Lawrence, who is also pursuing his school nursing credential, says, “Well, you know, we are running a little thin, but we are managing. And the kids are great. We get it done.” 

“It helps tremendously that we both work full time at schools and that our schedules almost mimic theirs.” 

“The hardest part is just keeping them all accountable. It’s a constant conversation: it’s just two of us versus seven of you. All we ask is that they clean up after themselves and keep up their grades.” 

“For me,” says Diego, “the hardest thing has been the older girls. One of the reasons we took the three boys originally is because it was kind of like, well, we’re both guys and we know boys.” 

“Let’s be real,” says Lawrence. There’s no mom in the house. They have two dads, so we just try to be supportive and be there, you know, because they lack that.” 

However, not entirely.  

Diego’s sister and the couples’ moms play an important role – and perhaps surprising to some – so does the girls’ bio mom. The couple makes it a priority to see and communicate with mom (and dad) every other month, and for birthdays and holidays.  

It also helps that Lawrence and Diego’s families are on board, “super involved” and live close by. 

“They help out a lot, and they adore Diego’s sister. She is the favorite aunt because she spoils them. Our families have totally welcomed this sibling group as their own.” 

Oh, the Places They Will Go (and Have Gone) 

The couple says it’s important to them to give them new experiences they haven’t had before.  

Before Madera, none of the siblings had been on a plane, seen the beach, the mountains, sand or snow. They had definitely never been to Disneyland. 

That has all been remedied.  

When the girls saw the beach, “They were ecstatic. Well, at least for the first two days, and then they learned quickly about sand.”  

One of the family’s travel destinations.

Next on the itinerary is trying to send the oldest three girls on a seven-day trip to New York, Philadelphia and Washington, DC, to learn about America’s history and the Big Apple. The trip is through the girls’ school district. “We’re doing everything we can to make the trip possible, though financially, it’s been challenging.” 

For all of the kids – and the couple – it has been a “whole new world.”  

“Even with the first three,” says Diego, “it was a shock mentally and physically becoming parents overnight. I was in there at night checking just to make sure they were breathing. But it definitely has gotten easier – and more fun.” 
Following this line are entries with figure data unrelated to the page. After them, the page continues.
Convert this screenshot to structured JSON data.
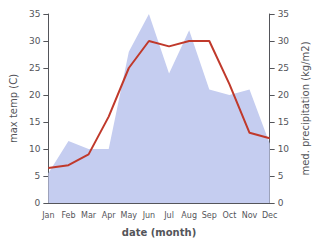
{
  "chart_data": {
    "type": "line",
    "categories": [
      "Jan",
      "Feb",
      "Mar",
      "Apr",
      "May",
      "Jun",
      "Jul",
      "Aug",
      "Sep",
      "Oct",
      "Nov",
      "Dec"
    ],
    "series": [
      {
        "type": "area",
        "color": "#c5cdf0",
        "axis": "y2",
        "values": [
          5.5,
          11.5,
          10.0,
          10.0,
          28.0,
          35.0,
          24.0,
          32.0,
          21.0,
          20.0,
          21.0,
          11.0
        ]
      },
      {
        "type": "line",
        "color": "#c0392b",
        "values": [
          6.5,
          7.0,
          9.0,
          16.0,
          25.0,
          30.0,
          29.0,
          30.0,
          30.0,
          22.0,
          13.0,
          12.0
        ]
      }
    ],
    "xlabel": "date (month)",
    "ylabel": "max temp (C)",
    "y2label": "med. precipitation (kg/m2)",
    "ylim": [
      0,
      35
    ],
    "yticks": [
      0,
      5,
      10,
      15,
      20,
      25,
      30,
      35
    ],
    "y2lim": [
      0,
      35
    ],
    "y2ticks": [
      0,
      5,
      10,
      15,
      20,
      25,
      30,
      35
    ],
    "grid": false
  }
}
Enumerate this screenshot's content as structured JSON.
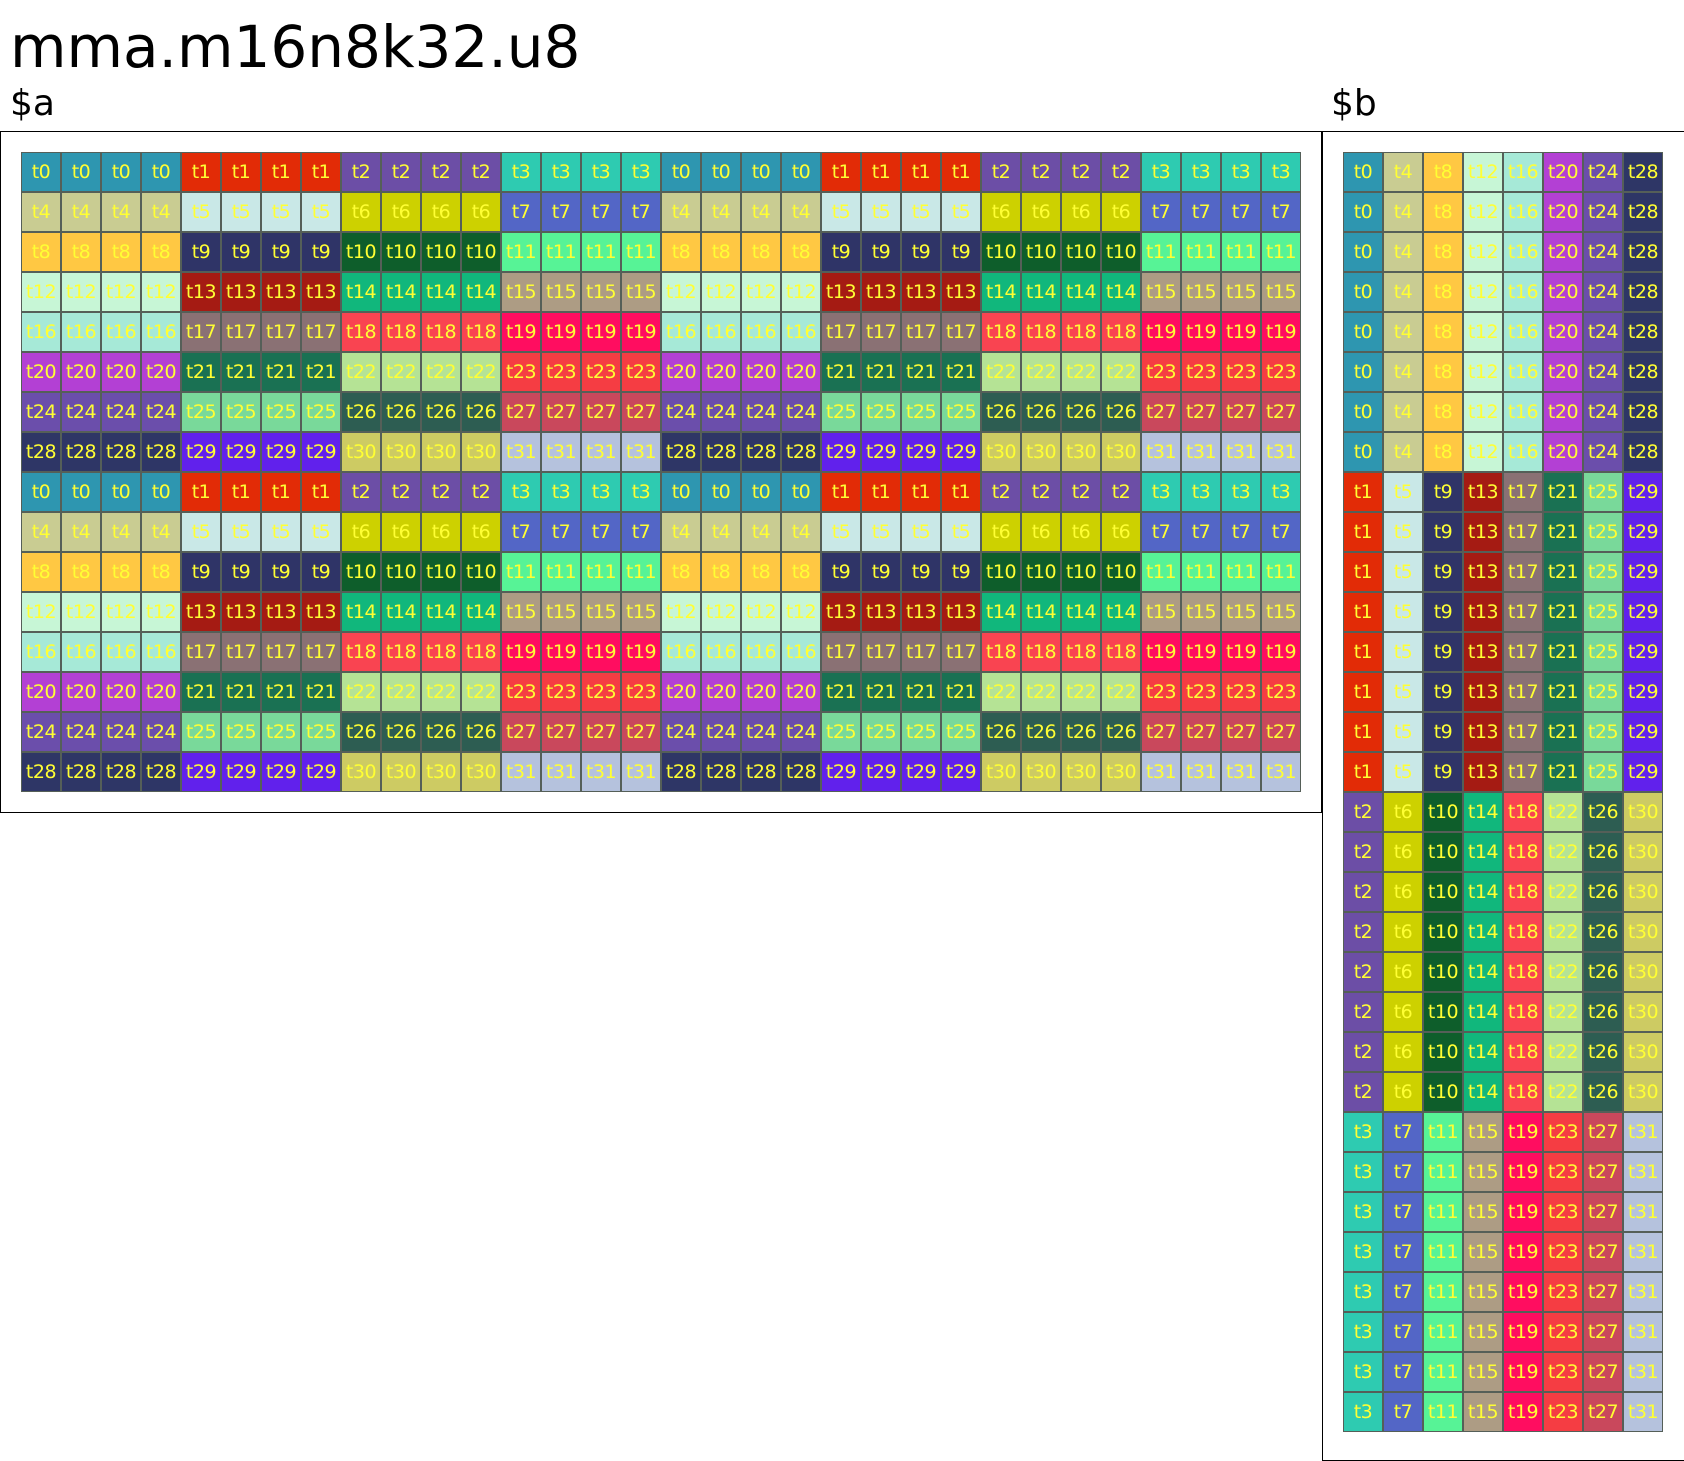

The most rewarding aspect has been just seeing the growth. Many of the kids struggled with reading, grades and vocabulary. But, within a year of living with their new parents, they have done a 180. “They are like whole new kids,” says Lawrence. “They’re absolutely killing it.” 

When asked what advice or insight they had for potential future parents, Lawrence says, “I think a lot of people are just afraid because it’s the unknown. You don’t know what you’re going to get. One of our kids has a couple of issues, and that does require a bit of extra work, but at the end of the day, even with all seven, it all becomes normal very fast.” 

The six oldest kids are all involved in sports or play at least one or more musical instruments. During the interview, Lawrence turns their computer camera to one of their boys and asks if he will play for an audience. 

The 10-year-old looks at the camera—a bit shy but willing to accommodate his dad’s request—and shows off his nearly unbelievable ability for only a year of training. 

“It’s just crazy how, in such a short amount of time, you can just see the kids totally blossom. I feel like we would be missing such a large part of our life if we didn’t have them now.” 

At the time of publishing, the boys are going through the adoption process, and the girls are slated for the same, not far behind.    

“You see all the kids’ successes and being happy and healthy. It is all worth it. If they weren’t here, we would be totally lost.”